Oui. Ça clignotait comme un écho de sonar au milieu de son esprit. C'était ça.

Elle ouvrit le tiroir. Une ramette de papier-machine. Deux carnets. Un agenda. Un écrin de stylo Mont-Blanc. Vide.

Le premier carnet était volumineux et lourd. Elle l'ouvrit rapidement. Des dessins. Des notes. Des croquis, tiens, des esquisses de bateau. Des ébauches de calculs…

Oui, Oliveira lui avait dit que le Grec et Travis s'étaient connus grâce à leurs activités maritimes. Travis le skipper et le mécano grec.

Ça collait.

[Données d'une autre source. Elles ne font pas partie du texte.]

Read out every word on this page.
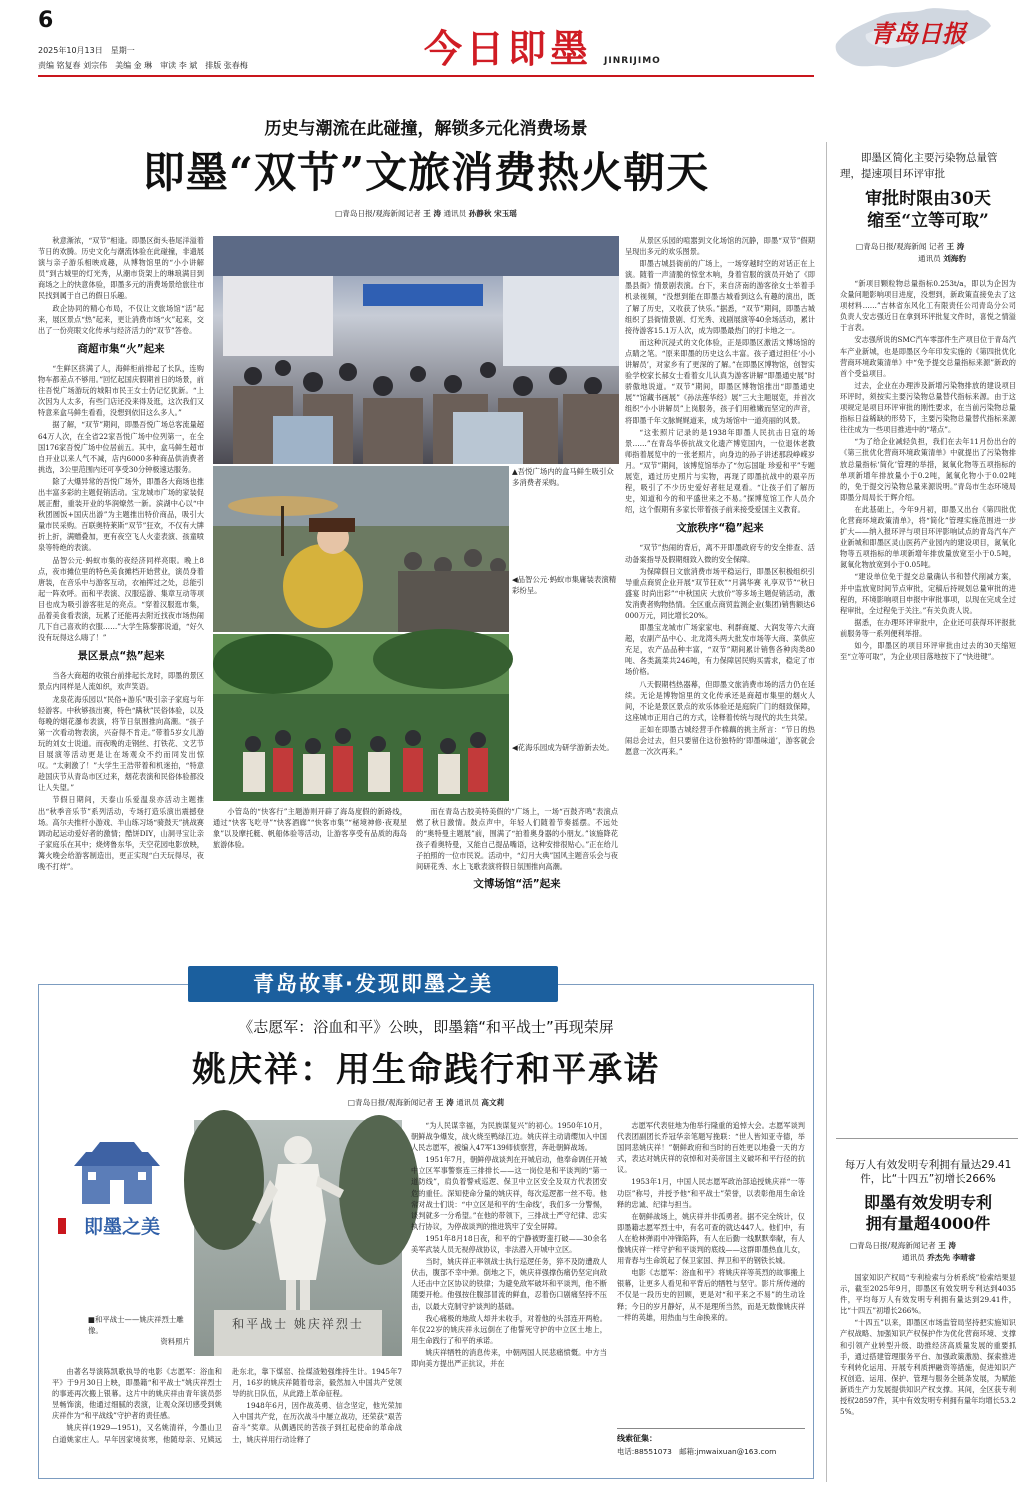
6
2025年10月13日　星期一
责编 铭复春 刘宗伟　美编 金 琳　审读 李 斌　排版 张春梅	今日即墨 JINRIJIMO
青岛日报
历史与潮流在此碰撞，解锁多元化消费场景
即墨“双节”文旅消费热火朝天
□青岛日报/观海新闻记者 王 涛 通讯员 孙静秋 宋玉瑶

秋意渐浓，“双节”相逢。即墨区街头巷尾洋溢着节日的欢腾。历史文化与潮流体验在此碰撞，非遗展演与亲子游乐相映成趣，从博物馆里的“小小讲解员”到古城里的灯光秀，从潮市货架上的琳琅满目到商场之上的快意体验，即墨多元的消费场景给旅往市民找到属于自己的假日乐趣。

政企协同的精心布局，不仅让文旅场馆“活”起来，展区景点“热”起来，更让消费市场“火”起来，交出了一份亮眼文化传承与经济活力的“双节”答卷。

商超市集“火”起来

“生鲜区挤满了人，海鲜柜前排起了长队，连购物车都差点不够用。”回忆起国庆假期首日的场景，前往吾悦广场游玩的城阳市民王女士仍记忆犹新。“上次因为人太多，有些门店还没来得及逛，这次我们又特意来盒马鲜生看看，没想到依旧这么多人。”

据了解，“双节”期间，即墨吾悦广场总客流量超64万人次，在全省22家吾悦广场中位列第一，在全国176家吾悦广场中位居前五。其中，盒马鲜生超市自开业以来人气不减，店内6000多种商品供消费者挑选，3公里范围内还可享受30分钟极速达服务。

除了大爆异常的吾悦广场外，即墨各大商场也推出丰富多彩的主题促销活动。宝龙城市广场的家装促展正酣，重装开业的华润燎然一新。滨湖中心以“中秋团圆饭+国庆出游”为主题推出特价商品，吸引大量市民采购。百联奥特莱斯“双节”狂欢，不仅有大牌折上折，满赠叠加，更有夜空飞人火壶表演、孩童喷泉等特绝的表演。

品智公元·蚂蚁市集的夜经济同样亮眼。晚上8点，夜市摊位里的特色美食摊档开始营业，演员身着唐装，在音乐中与游客互动，衣袖挥过之处，总能引起一阵欢呼。而和平表演、汉服巡游、集章互动等项目也成为吸引游客驻足的亮点。“穿着汉服逛市集，品着美食看表演，玩累了还能再去附近找夜市场热闹几下自己喜欢的衣服……”大学生陈黎都说道，“好久没有玩得这么嗨了！”

景区景点“热”起来

当各大商超的收银台前排起长龙时，即墨的景区景点内同样是人流如织，欢声笑语。

龙泉花海乐园以“民俗+游乐”吸引亲子家庭与年轻游客。中秋够孩出赛，特色“蹒秋”民俗体验，以及每晚的烟花瀑布表演，将节日氛围推向高潮。“孩子第一次看动物表演，兴奋得不肯走。”带着5岁女儿游玩的刘女士说道。而夜晚的走钢丝、打铁花、文艺节目展演等活动更是让在场观众不约而同发出惊叹。“太刺激了！”大学生王浩带着和机迷拍，“特意趁国庆节从青岛市区过来，烟花表演和民俗体验都没让人失望。”

节假日期间，天泰山乐爱温泉亦活动主题推出“秋季音乐节”系列活动，专场打造乐演出震撼登场。高尔夫推杆小游戏、半山练习场“骑鼓天”挑战赛调动起运动爱好者的激情；酷饼DIY，山洞寻宝让亲子家庭乐在其中；烧烤鲁东华，天空花园电影放映，篝火晚会给游客制造出，更正实现“白天玩得尽，夜晚不打烊”。

▲吾悦广场内的盒马鲜生吸引众多消费者采购。
◀品智公元·蚂蚁市集庸装表演精彩纷呈。
◀花海乐园成为研学游新去处。

小管岛的“快客行”主题游则开辟了海岛度假的新路线，通过“快客飞吃寻”“快客酒廊”“快客市集”“秘境神修·夜观星象”以及摩托艇、帆船体验等活动，让游客享受有品质的海岛旅游体验。

而在青岛古胶美特美假的“广场上，一场“百鼓齐鸣”表演点燃了秋日激情。鼓点声中，年轻人们随着节奏摇摆。不远处的“奥特曼主题展”前，围满了“拍着奥身器的小朋友。”该施降花孩子看奥特曼，又能自己提品嘴语，这种安排很贴心。”正在给儿子拍照的一位市民说。活动中，“幻月大典”国风主题音乐会与夜间研花秀、水上飞歌表演将假日氛围推向高潮。

文博场馆“活”起来

从景区乐园的喧嚣到文化场馆的沉静，即墨“双节”假期呈现出多元的欢乐图景。

即墨古城县衙前的广场上，一场穿越时空的对话正在上演。随着一声清脆的惊堂木响，身着官服的演员开始了《即墨县衙》情景剧表演。台下，来自济南的游客徐女士举着手机录视频，“没想到能在即墨古城看到这么有趣的演出，既了解了历史，又收获了快乐。”据悉，“双节”期间，即墨古城组织了县衙情景剧、灯光秀、戏剧展演等40余场活动，累计接待游客15.1万人次，成为即墨最热门的打卡地之一。

而这种沉浸式的文化体验，正是即墨区激活文博场馆的点睛之笔。“原来即墨的历史这么丰富。孩子通过担任‘小小讲解员’，对家乡有了更深的了解。”在即墨区博物馆，创智实验学校家长郝女士看着女儿认真为游客讲解“即墨通史展”时骄傲地说道。“双节”期间，即墨区博物馆推出“即墨通史展”“馆藏书画展”《孙法莲华经》展”三大主题展览，并首次组织“小小讲解员”上岗服务，孩子们用稚嫩而坚定的声音，将即墨千年文脉娓娓道来，成为场馆中一道亮丽的风景。

“这张照片记录的是1938年即墨人民抗击日寇的场景……”在青岛华侨抗战文化遗产博览国内，一位退休老教师指着展览中的一张老照片，向身边的孙子讲述那段峥嵘岁月。“双节”期间，该博览馆举办了“勿忘国耻 珍爱和平”专题展览，通过历史照片与实物，再现了即墨抗战中的艰辛历程，吸引了不少历史爱好者驻足观看。“让孩子们了解历史，知道和今的和平盛世来之不易。”探博览馆工作人员介绍，这个假期有多家长带着孩子前来接受爱国主义教育。

文旅秩序“稳”起来

“双节”热闹的背后，离不开即墨政府专的安全排查、活动备案指导及假期细致入微的安全保障。

为保障假日文旅消费市场平稳运行，即墨区积极组织引导重点商贸企业开展“双节狂欢”“月满华赛 礼享双节”“秋日盛宴 时尚出彩”“中秋国庆 大放价”等多场主题促销活动，激发消费者购物热情。全区重点商贸监测企业(集团)销售额达6000万元，同比增长20%。

即墨宝龙城市广场家家电、利群商厦、大润发等六大商超，农副产品中心、北龙湾头两大批发市场等大商、菜供应充足，农产品品种丰富，“双节”期间累计销售各种肉类80吨、各类蔬菜共246吨，有力保障居民购买需求，稳定了市场价格。

八天假期档热器幕，但即墨文旅消费市场的活力仍在延续。无论是博物馆里的文化传承还是商超市集里的烟火人间，不论是景区景点的欢乐体验还是庭院广门的细致保障，这座城市正用自己的方式，诠释着传统与现代的共生共荣。

正如在即墨古城经营手作棉藕的挑主所言：“节日的热闹总会过去，但只要留住这份独特的‘即墨味道’，游客就会愿意一次次再来。”

即墨区简化主要污染物总量管理，提速项目环评审批
审批时限由30天
缩至“立等可取”
□青岛日报/观海新闻 记者 王 涛
通讯员 刘海豹

“新项目颗粒物总量指标0.253t/a，即以为企因为众量问题影响项目进度，没想到，新政策直接免去了这项材料……”吉林省东风化工有限责任公司青岛分公司负责人安志强近日在拿到环评批复文件时，喜悦之情溢于言表。

安志强所说的SMC汽车零部件生产项目位于青岛汽车产业新城，也是即墨区今年印发实施的《第四批优化营商环境政策清单》中“免予提交总量指标来源”新政的首个受益项目。

过去，企业在办理涉及新增污染物排放的建设项目环评时，须按实主要污染物总量替代指标来源。由于这项规定是项目环评审批的刚性要求，在当前污染物总量指标日益稀缺的形势下，主要污染物总量替代指标来源往往成为一些项目推进中的“堵点”。

“为了给企业减轻负担，我们在去年11月份出台的《第三批优化营商环境政策清单》中就提出了污染物排放总量指标‘简化’管理的举措，氮氧化物等五项指标的单项新增年排放量小于0.2吨，氮氧化物小于0.02吨的，免于提交污染物总量来源说明。”青岛市生态环境局即墨分局局长于辉介绍。

在此基础上，今年9月初，即墨又出台《第四批优化营商环境政策清单》，将“简化”管理实施范围进一步扩大——纳入报环评与项目环评影响试点的青岛汽车产业新城和即墨区灵山医药产业园内的建设项目，氮氧化物等五项指标的单项新增年排放量放宽至小于0.5吨，氮氧化物放宽到小于0.05吨。

“建设单位免于提交总量确认书和替代削减方案，并中监放宽时间节点审批，定稿后持规划总量审批的进程的，环境影响项目申报中审批事项，以现在完成全过程审批，全过程免于关注。”有关负责人说。

据悉，在办理环评审批中，企业还可获得环评报批前服务等一系列便利举措。

如今，即墨区的项目环评审批由过去的30天缩短至“立等可取”，为企业项目落地按下了“快进键”。

每万人有效发明专利拥有量达29.41件，比“十四五”初增长266%
即墨有效发明专利
拥有量超4000件
□青岛日报/观海新闻记者 王 涛
通讯员 乔杰先 李晴睿

国家知识产权局“专利检索与分析系统”检索结果显示，截至2025年9月，即墨区有效发明专利达到4035件，平均每万人有效发明专利拥有量达到29.41件，比“十四五”初增长266%。

“十四五”以来，即墨区市场监管局坚持把实施知识产权战略、加强知识产权保护作为优化营商环境、支撑和引领产业转型升级、助推经济高质量发展的重要抓手，通过搭建管理服务平台、加强政策激励、探索推进专利转化运用、开展专利质押融资等措施，促进知识产权创造、运用、保护、管理与服务全链条发展，为赋能新质生产力发展提供知识产权支撑。其间，全区获专利授权28597件，其中有效发明专利拥有量年均增长53.25%。

青岛故事·发现即墨之美
《志愿军：浴血和平》公映，即墨籍“和平战士”再现荣屏
姚庆祥：用生命践行和平承诺
□青岛日报/观海新闻记者 王 涛 通讯员 高文莉
即墨之美
和平战士 姚庆祥烈士
■和平战士——姚庆祥烈士雕像。
资料照片

由著名导演陈凯歌执导的电影《志愿军：浴血和平》于9月30日上映，即墨籍“和平战士”姚庆祥烈士的事迹再次搬上银幕。这片中的姚庆祥由青年演员彭昱畅饰演，他通过细腻的表演，让观众深切感受到姚庆祥作为“和平战线”守护者的责任感。

姚庆祥(1929—1951)，又名姚清祥，今墨山卫白道姚家庄人。早年因家境贫寒，他随母亲、兄姨远赴东北，靠下煤窑、捡煤渣勉强维持生计。1945年7月，16岁的姚庆祥随着母亲，毅然加入中国共产党领导的抗日队伍，从此踏上革命征程。

1948年6月，因作战英勇、信念坚定，他光荣加入中国共产党，在历次战斗中屡立战功，还荣获“艰苦奋斗”奖章。从偶遇民的苦孩子到扛起使命的革命战士，姚庆祥用行动诠释了

“为人民谋幸福，为民族谋复兴”的初心。1950年10月，朝鲜战争爆发，战火烧至鸭绿江边。姚庆祥主动请缨加入中国人民志愿军，被编入47军139师侦察营，奔赴朝鲜战场。

1951年7月，朝鲜停战谈判在开城启动，他奉命调任开城中立区军事警察连三排排长——这一岗位是和平谈判的“第一道防线”，肩负着警戒巡逻、保卫中立区安全及双方代表团安危的重任。深知使命分量的姚庆祥，每次巡逻都一丝不苟。他常对战士们说：“中立区是和平的‘生命线’，我们多一分警惕，谈判就多一分希望。”在他的带领下，三排战士严守纪律、忠实执行协议，为停战谈判的推进筑牢了安全屏障。

1951年8月18日夜，和平的宁静被野蛮打破——30余名美军武装人员无视停战协议，非法潜入开城中立区。

当时，姚庆祥正率领战士执行巡逻任务，猝不及防遭敌人伏击，腹部不幸中弹。倒地之下，姚庆祥强撑伤痛仍坚定向敌人还击中立区协议的铁律；为避免敌军破坏和平谈判，他不断随要开枪。他强按住腹部冒流的鲜血，忍着伤口剧痛坚持不压击，以最大克制守护谈判的基础。

我心痛极的地敌人却并未收手，对着他的头部连开两枪。年仅22岁的姚庆祥永远倒在了他誓死守护的中立区土地上，用生命践行了和平的承诺。

姚庆祥牺牲的消息传来，中朝两国人民悲痛愤慨。中方当即向美方提出严正抗议，并在

志愿军代表驻地为他举行隆重的追悼大会。志愿军谈判代表团副团长乔冠华亲笔题写挽联：“世人皆知亚寺德，举国同悲姚庆祥！”朝鲜政府和当时的百姓更以地叠一天的方式，表达对姚庆祥的哀悼和对美帝国主义破坏和平行径的抗议。

1953年1月，中国人民志愿军政治部追授姚庆祥“一等功臣”称号，并授予他“和平战士”荣誉，以表彰他用生命诠释的忠诚、纪律与担当。

在朝鲜战场上，姚庆祥并非孤勇者。据不完全统计，仅即墨籍志愿军烈士中，有名可查的就达447人。他们中，有人在枪林弹雨中冲锋陷阵，有人在后勤一线默默奉献，有人像姚庆祥一样守护和平谈判的底线——这群即墨热血儿女，用青春与生命筑起了保卫家国、捍卫和平的钢铁长城。

电影《志愿军：浴血和平》将姚庆祥等英烈的故事搬上银幕，让更多人看见和平背后的牺牲与坚守。影片所传递的不仅是一段历史的回顾，更是对“和平来之不易”的生动诠释；今日的岁月静好，从不是理所当然，而是无数像姚庆祥一样的英雄，用热血与生命换来的。

线索征集：
电话:88551073　邮箱:jmwaixuan@163.com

Peut-être le Grec avait-il décidé de se lancer dans la conception de bateaux? Les bénéfices tirés du trafic de poudre pouvaient lui permettre d'investir dans une entreprise rentable…

Bon, d'accord.

Le deuxième carnet était un carnet d'adresses.

Elle l'ouvrit automatiquement à la lettre T.

Pas de Travis. Un Tejero. Un Toleida. Le Tropico American Bar…

Elle regarda aux S mais ne trouva aucun Stephen, ou quoi que ce soit d'approchant.